El terciopelo morado de la Vera Cruz que inundó las calles en la tarde de Jueves Santo dio paso a la sobriedad de la estameña blanca de los largos caperuces de los hermanos de la Penitente Hermandad de Jesús Yacente. Los cientos de hermanos, con su fajín morado, recorrieron en total silencio las calles de la ciudad ante la atenta mirada de miles de zamoranos y turistas que no quisieron perderse uno de los momentos más especiales de la Pasión.

A las once de la noche se abrían las puertas del templo de Santa María la Nueva y el silencio se hacía en Zamora. Mientras parte de la ciudad festejaba a unos metros de allí, la solemnidad reinaba en la clara noche de la muerte de Cristo.

El ruido de las cruces de maderas arrastradas por el suelo se hacía casi ensordecedor en el silencio zamorano. Los golpes de los hachones contra el suelo, las campanas e incluso el sonido de las llamas podían percibirse perfectamente en unas calles y plazas llenas de gente, pero en completo silencio y oscuridad. Los tambores eran el único rastro sonoro del paso del Cristo, que levitaba en las sencillas andas portadas por los hermanos sobre las que reposaba la imponente imagen del Yacente.
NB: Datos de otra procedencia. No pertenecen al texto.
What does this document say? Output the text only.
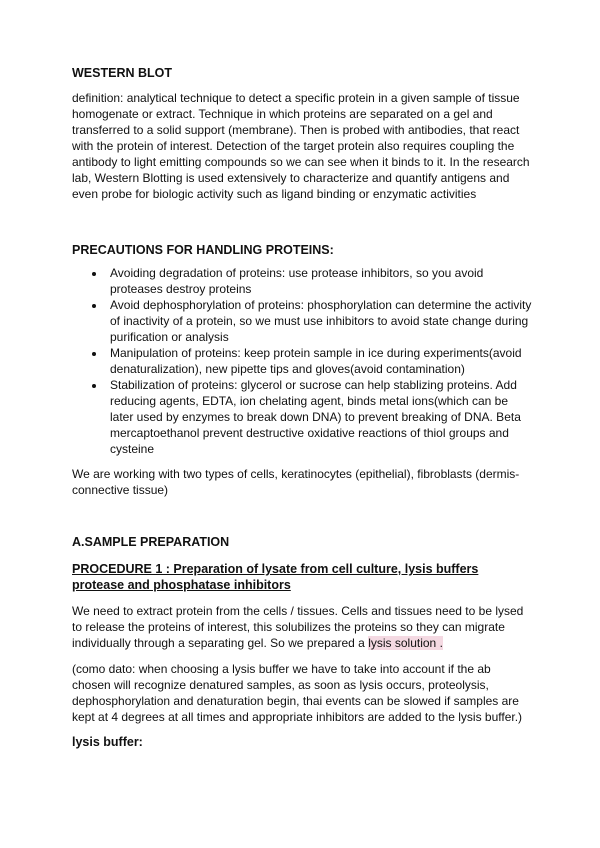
WESTERN BLOT

definition: analytical technique to detect a specific protein in a given sample of tissue homogenate or extract. Technique in which proteins are separated on a gel and transferred to a solid support (membrane). Then is probed with antibodies, that react with the protein of interest. Detection of the target protein also requires coupling the antibody to light emitting compounds so we can see when it binds to it. In the research lab, Western Blotting is used extensively to characterize and quantify antigens and even probe for biologic activity such as ligand binding or enzymatic activities

PRECAUTIONS FOR HANDLING PROTEINS:

• Avoiding degradation of proteins: use protease inhibitors, so you avoid proteases destroy proteins
• Avoid dephosphorylation of proteins: phosphorylation can determine the activity of inactivity of a protein, so we must use inhibitors to avoid state change during purification or analysis
• Manipulation of proteins: keep protein sample in ice during experiments(avoid denaturalization), new pipette tips and gloves(avoid contamination)
• Stabilization of proteins: glycerol or sucrose can help stablizing proteins. Add reducing agents, EDTA, ion chelating agent, binds metal ions(which can be later used by enzymes to break down DNA) to prevent breaking of DNA. Beta mercaptoethanol prevent destructive oxidative reactions of thiol groups and cysteine

We are working with two types of cells, keratinocytes (epithelial), fibroblasts (dermis-connective tissue)

A.SAMPLE PREPARATION

PROCEDURE 1 : Preparation of lysate from cell culture, lysis buffers protease and phosphatase inhibitors

We need to extract protein from the cells / tissues. Cells and tissues need to be lysed to release the proteins of interest, this solubilizes the proteins so they can migrate individually through a separating gel. So we prepared a lysis solution .

(como dato: when choosing a lysis buffer we have to take into account if the ab chosen will recognize denatured samples, as soon as lysis occurs, proteolysis, dephosphorylation and denaturation begin, thai events can be slowed if samples are kept at 4 degrees at all times and appropriate inhibitors are added to the lysis buffer.)

lysis buffer:
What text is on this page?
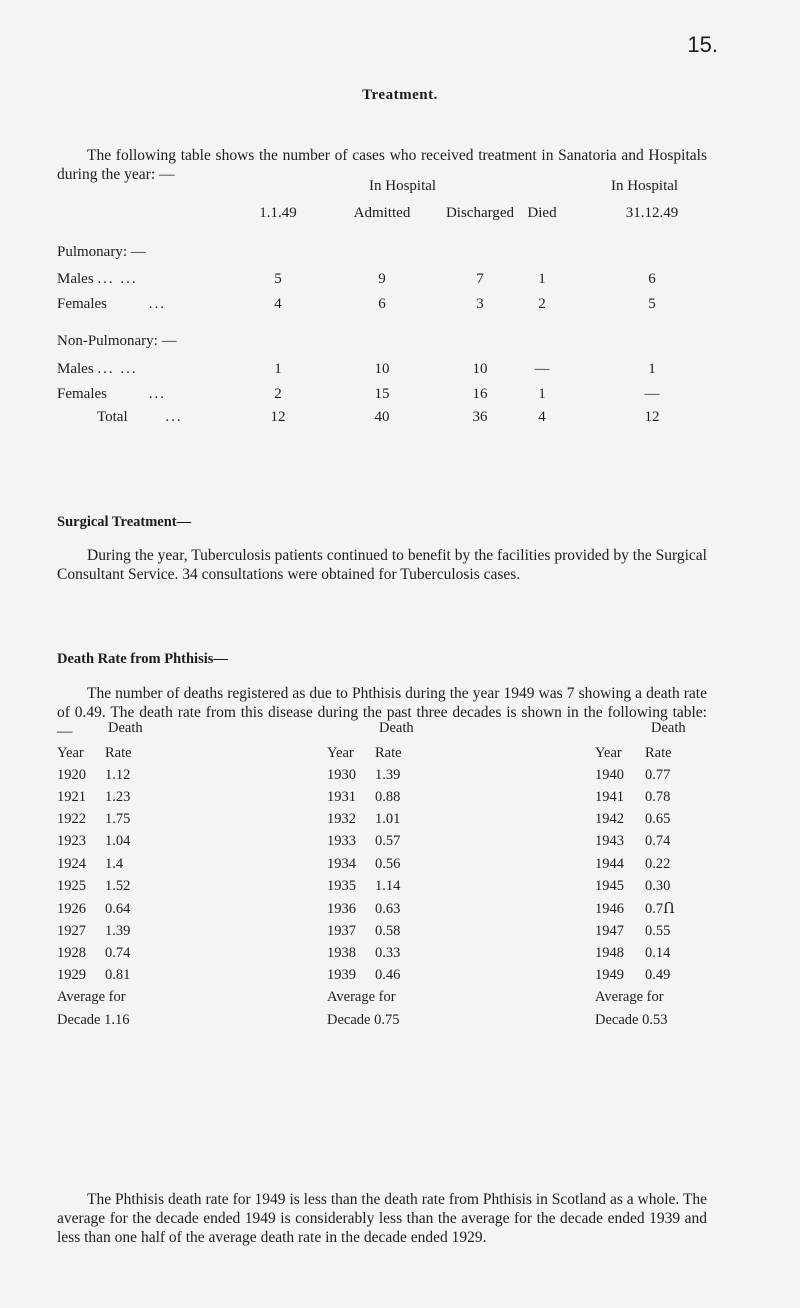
15.
Treatment.
The following table shows the number of cases who received treatment in Sanatoria and Hospitals during the year: —
In Hospital	In Hospital
1.1.49	Admitted	Discharged Died	31.12.49
Pulmonary: —
Males ... ...	5	9	7	1	6
Females	...	4	6	3	2	5
Non-Pulmonary: —
Males ... ...	1	10	10	—	1
Females	...	2	15	16	1	—
Total	...	12	40	36	4	12
Surgical Treatment—
During the year, Tuberculosis patients continued to benefit by the facilities provided by the Surgical Consultant Service. 34 consultations were obtained for Tuberculosis cases.
Death Rate from Phthisis—
The number of deaths registered as due to Phthisis during the year 1949 was 7 showing a death rate of 0.49. The death rate from this disease during the past three decades is shown in the following table: —	Death
Year Rate
1920 1.12
1921 1.23
1922 1.75
1923 1.04
1924 1.4
1925 1.52
1926 0.64
1927 1.39
1928 0.74
1929 0.81
Average for
Decade 1.16
Death
Year Rate
1930 1.39
1931 0.88
1932 1.01
1933 0.57
1934 0.56
1935 1.14
1936 0.63
1937 0.58
1938 0.33
1939 0.46
Average for
Decade 0.75
Death
Year Rate
1940 0.77
1941 0.78
1942 0.65
1943 0.74
1944 0.22
1945 0.30
1946 0.7Ո
1947 0.55
1948 0.14
1949 0.49
Average for
Decade 0.53
The Phthisis death rate for 1949 is less than the death rate from Phthisis in Scotland as a whole. The average for the decade ended 1949 is considerably less than the average for the decade ended 1939 and less than one half of the average death rate in the decade ended 1929.
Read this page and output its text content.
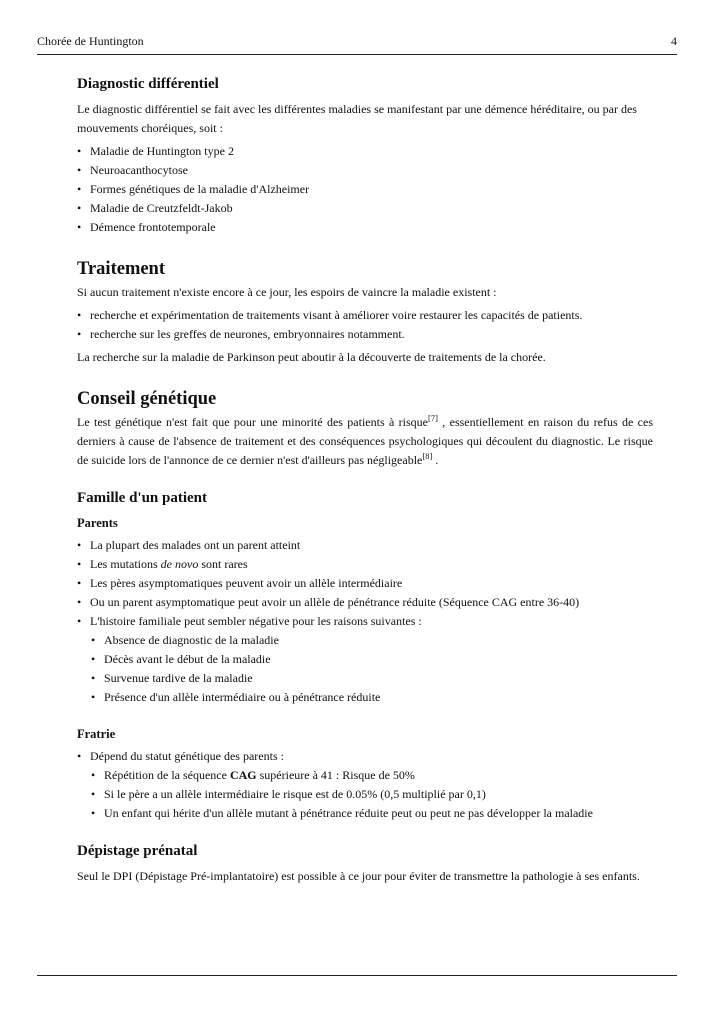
Chorée de Huntington	4
Diagnostic différentiel

Le diagnostic différentiel se fait avec les différentes maladies se manifestant par une démence héréditaire, ou par des mouvements choréiques, soit :

• Maladie de Huntington type 2
• Neuroacanthocytose
• Formes génétiques de la maladie d'Alzheimer
• Maladie de Creutzfeldt-Jakob
• Démence frontotemporale
Traitement

Si aucun traitement n'existe encore à ce jour, les espoirs de vaincre la maladie existent :

• recherche et expérimentation de traitements visant à améliorer voire restaurer les capacités de patients.
• recherche sur les greffes de neurones, embryonnaires notamment.

La recherche sur la maladie de Parkinson peut aboutir à la découverte de traitements de la chorée.

Conseil génétique

Le test génétique n'est fait que pour une minorité des patients à risque[7] , essentiellement en raison du refus de ces derniers à cause de l'absence de traitement et des conséquences psychologiques qui découlent du diagnostic. Le risque de suicide lors de l'annonce de ce dernier n'est d'ailleurs pas négligeable[8] .

Famille d'un patient
Parents
• La plupart des malades ont un parent atteint
• Les mutations de novo sont rares
• Les pères asymptomatiques peuvent avoir un allèle intermédiaire
• Ou un parent asymptomatique peut avoir un allèle de pénétrance réduite (Séquence CAG entre 36-40)
• L'histoire familiale peut sembler négative pour les raisons suivantes :
• Absence de diagnostic de la maladie
• Décès avant le début de la maladie
• Survenue tardive de la maladie
• Présence d'un allèle intermédiaire ou à pénétrance réduite
Fratrie
• Dépend du statut génétique des parents :
• Répétition de la séquence CAG supérieure à 41 : Risque de 50%
• Si le père a un allèle intermédiaire le risque est de 0.05% (0,5 multiplié par 0,1)
• Un enfant qui hérite d'un allèle mutant à pénétrance réduite peut ou peut ne pas développer la maladie
Dépistage prénatal

Seul le DPI (Dépistage Pré-implantatoire) est possible à ce jour pour éviter de transmettre la pathologie à ses enfants.
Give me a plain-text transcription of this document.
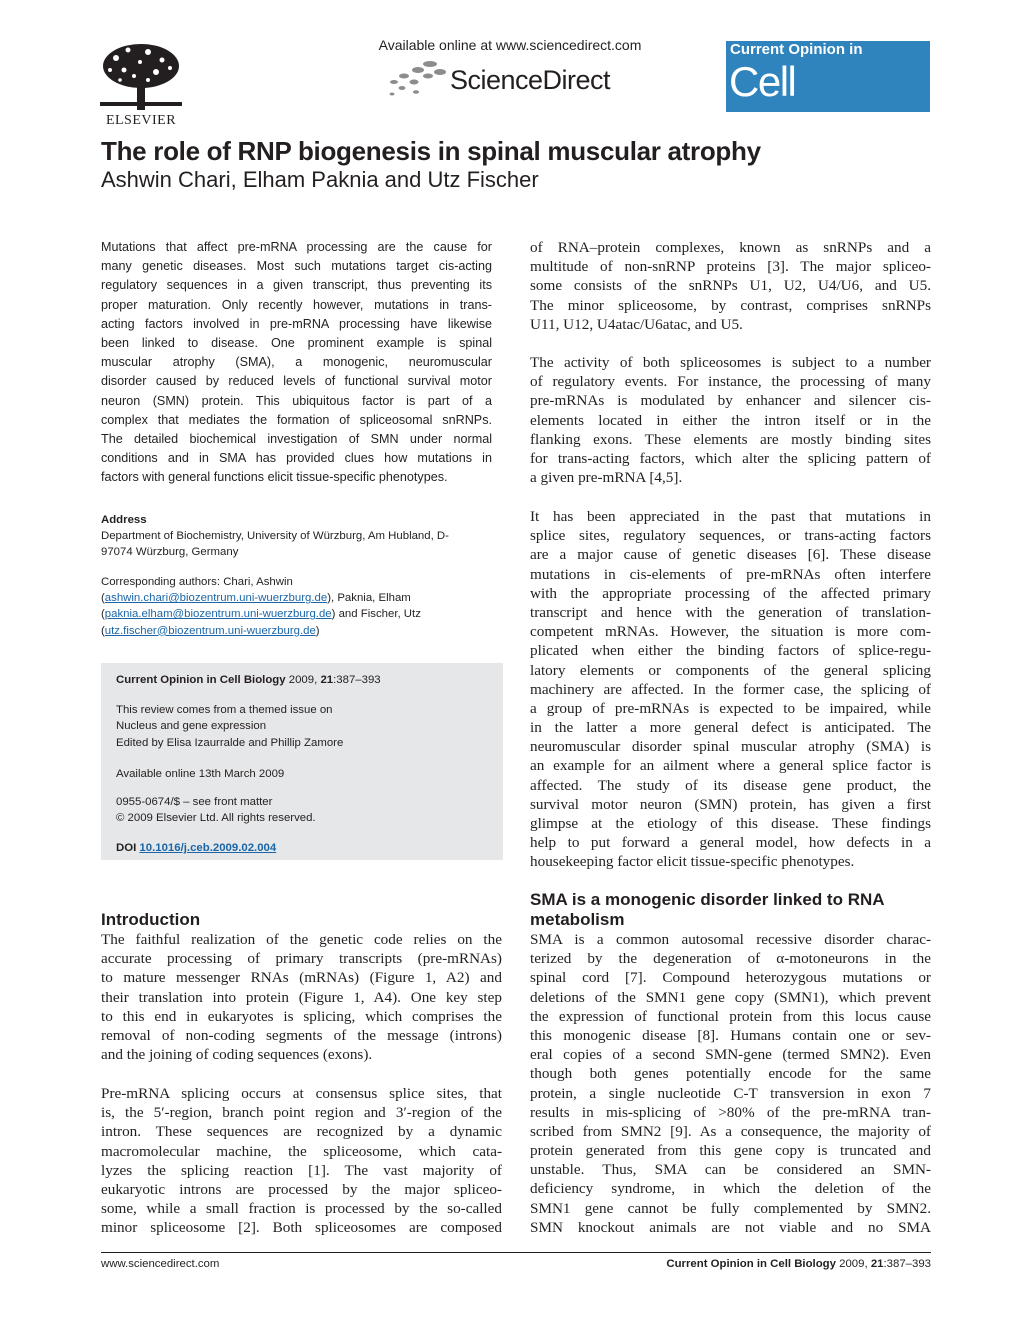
ELSEVIER
Available online at www.sciencedirect.com
ScienceDirect
Current Opinion in
Cell Biology
The role of RNP biogenesis in spinal muscular atrophy
Ashwin Chari, Elham Paknia and Utz Fischer
Mutations that affect pre-mRNA processing are the cause for
many genetic diseases. Most such mutations target cis-acting
regulatory sequences in a given transcript, thus preventing its
proper maturation. Only recently however, mutations in trans-
acting factors involved in pre-mRNA processing have likewise
been linked to disease. One prominent example is spinal
muscular atrophy (SMA), a monogenic, neuromuscular
disorder caused by reduced levels of functional survival motor
neuron (SMN) protein. This ubiquitous factor is part of a
complex that mediates the formation of spliceosomal snRNPs.
The detailed biochemical investigation of SMN under normal
conditions and in SMA has provided clues how mutations in
factors with general functions elicit tissue-specific phenotypes.
Address
Department of Biochemistry, University of Würzburg, Am Hubland, D-
97074 Würzburg, Germany
Corresponding authors: Chari, Ashwin
(ashwin.chari@biozentrum.uni-wuerzburg.de), Paknia, Elham
(paknia.elham@biozentrum.uni-wuerzburg.de) and Fischer, Utz
(utz.fischer@biozentrum.uni-wuerzburg.de)

Current Opinion in Cell Biology 2009, 21:387–393

This review comes from a themed issue on

Nucleus and gene expression

Edited by Elisa Izaurralde and Phillip Zamore

Available online 13th March 2009

0955-0674/$ – see front matter

© 2009 Elsevier Ltd. All rights reserved.

DOI 10.1016/j.ceb.2009.02.004

Introduction
The faithful realization of the genetic code relies on the
accurate processing of primary transcripts (pre-mRNAs)
to mature messenger RNAs (mRNAs) (Figure 1, A2) and
their translation into protein (Figure 1, A4). One key step
to this end in eukaryotes is splicing, which comprises the
removal of non-coding segments of the message (introns)
and the joining of coding sequences (exons).
Pre-mRNA splicing occurs at consensus splice sites, that
is, the 5′-region, branch point region and 3′-region of the
intron. These sequences are recognized by a dynamic
macromolecular machine, the spliceosome, which cata-
lyzes the splicing reaction [1]. The vast majority of
eukaryotic introns are processed by the major spliceo-
some, while a small fraction is processed by the so-called
minor spliceosome [2]. Both spliceosomes are composed
of RNA–protein complexes, known as snRNPs and a
multitude of non-snRNP proteins [3]. The major spliceo-
some consists of the snRNPs U1, U2, U4/U6, and U5.
The minor spliceosome, by contrast, comprises snRNPs
U11, U12, U4atac/U6atac, and U5.
The activity of both spliceosomes is subject to a number
of regulatory events. For instance, the processing of many
pre-mRNAs is modulated by enhancer and silencer cis-
elements located in either the intron itself or in the
flanking exons. These elements are mostly binding sites
for trans-acting factors, which alter the splicing pattern of
a given pre-mRNA [4,5].
It has been appreciated in the past that mutations in
splice sites, regulatory sequences, or trans-acting factors
are a major cause of genetic diseases [6]. These disease
mutations in cis-elements of pre-mRNAs often interfere
with the appropriate processing of the affected primary
transcript and hence with the generation of translation-
competent mRNAs. However, the situation is more com-
plicated when either the binding factors of splice-regu-
latory elements or components of the general splicing
machinery are affected. In the former case, the splicing of
a group of pre-mRNAs is expected to be impaired, while
in the latter a more general defect is anticipated. The
neuromuscular disorder spinal muscular atrophy (SMA) is
an example for an ailment where a general splice factor is
affected. The study of its disease gene product, the
survival motor neuron (SMN) protein, has given a first
glimpse at the etiology of this disease. These findings
help to put forward a general model, how defects in a
housekeeping factor elicit tissue-specific phenotypes.
SMA is a monogenic disorder linked to RNA
metabolism
SMA is a common autosomal recessive disorder charac-
terized by the degeneration of α-motoneurons in the
spinal cord [7]. Compound heterozygous mutations or
deletions of the SMN1 gene copy (SMN1), which prevent
the expression of functional protein from this locus cause
this monogenic disease [8]. Humans contain one or sev-
eral copies of a second SMN-gene (termed SMN2). Even
though both genes potentially encode for the same
protein, a single nucleotide C-T transversion in exon 7
results in mis-splicing of >80% of the pre-mRNA tran-
scribed from SMN2 [9]. As a consequence, the majority of
protein generated from this gene copy is truncated and
unstable. Thus, SMA can be considered an SMN-
deficiency syndrome, in which the deletion of the
SMN1 gene cannot be fully complemented by SMN2.
SMN knockout animals are not viable and no SMA
www.sciencedirect.com	Current Opinion in Cell Biology 2009, 21:387–393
El momento más esperado se vivía cuando, pasada la media noche, el cortejo fúnebre comenzaba a entrar en la Plaza del Viriato. Los hermanos hicieron dos filas para que Jesús pasase entre la luz de sus hachones recorriendo los cuatro lados de la plaza. En cuanto la talla empezó a moverse, el coro comenzó a entonar el "Miserere". Los presentes contuvieron el aliento hasta que la palabra "amén" puso fin al canto y el Cristo, en sus andas, comenzó el camino de regreso hacia Santa María la Nueva. Todo estaba cumplido y Zamora comenzaba a esperar el sonido del merlú y los hermanos, austeros y en silencio, volvieron a casa bajo el peso, cada uno, de su propia cruz.